METALS-Copper falls as dollar inches near 1-year high

(Updates prices, adds quotes)

Oct 5 (Reuters) – London copper prices fell on Tuesday as dollar gained strength, amid tepid trade as markets in top consumer China were closed for a public holiday.

Three-month copper on the London Metal Exchange shed 0.9% to $9,167 a tonne by 0616 GMT, aluminium fell 0.3% to $2,908 a tonne, nickel eased 0.2% to $17,890 a tonne and zinc advanced 0.2% to $3,022 a tonne.

The U.S. dollar edged toward a one-year high against major peers, making greenback-priced metals more expensive to holders of other currencies, ahead of a key payrolls report at the end of the week that could boost the case for the Federal Reserve to start tapering stimulus as soon as next month.

“Without the crude (oil) story, we should have drifted lower on strong U.S. dollar and more dominos falling in China. It’s a drift lower with spikes higher when China eases Evergrande uncertainty issues,” said a Singapore-based metals trader.

Crude oil prices rose on supply concerns. The trader said higher crude oil prices might deter some metal makers from producing due to higher cost.

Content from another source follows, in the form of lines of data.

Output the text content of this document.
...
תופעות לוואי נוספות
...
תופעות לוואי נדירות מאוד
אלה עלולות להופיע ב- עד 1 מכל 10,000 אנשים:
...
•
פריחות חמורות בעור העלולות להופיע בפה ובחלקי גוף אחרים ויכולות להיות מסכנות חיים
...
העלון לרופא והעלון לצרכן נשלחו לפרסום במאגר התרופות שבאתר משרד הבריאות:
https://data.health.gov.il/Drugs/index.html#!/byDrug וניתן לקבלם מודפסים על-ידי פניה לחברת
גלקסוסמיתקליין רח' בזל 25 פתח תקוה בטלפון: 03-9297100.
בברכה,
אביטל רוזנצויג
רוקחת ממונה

Debt issues at property giant China Evergrande have triggered risk-off sentiment on fear of a global financial crisis and potentially hurt metals demand in the construction sector.

China is on holiday from Oct. 1-7.

FUNDAMENTALS

* Chile’s top miners saw their production of copper fall in August, Chilean state copper commission Cochilco said on Monday, impacted in part by a strike at a mine owned by state miner Codelco.

* Global copper smelting activity rebounded in September as higher treatment charges spurred many smelters to increase output, data from satellite surveillance showed on Monday.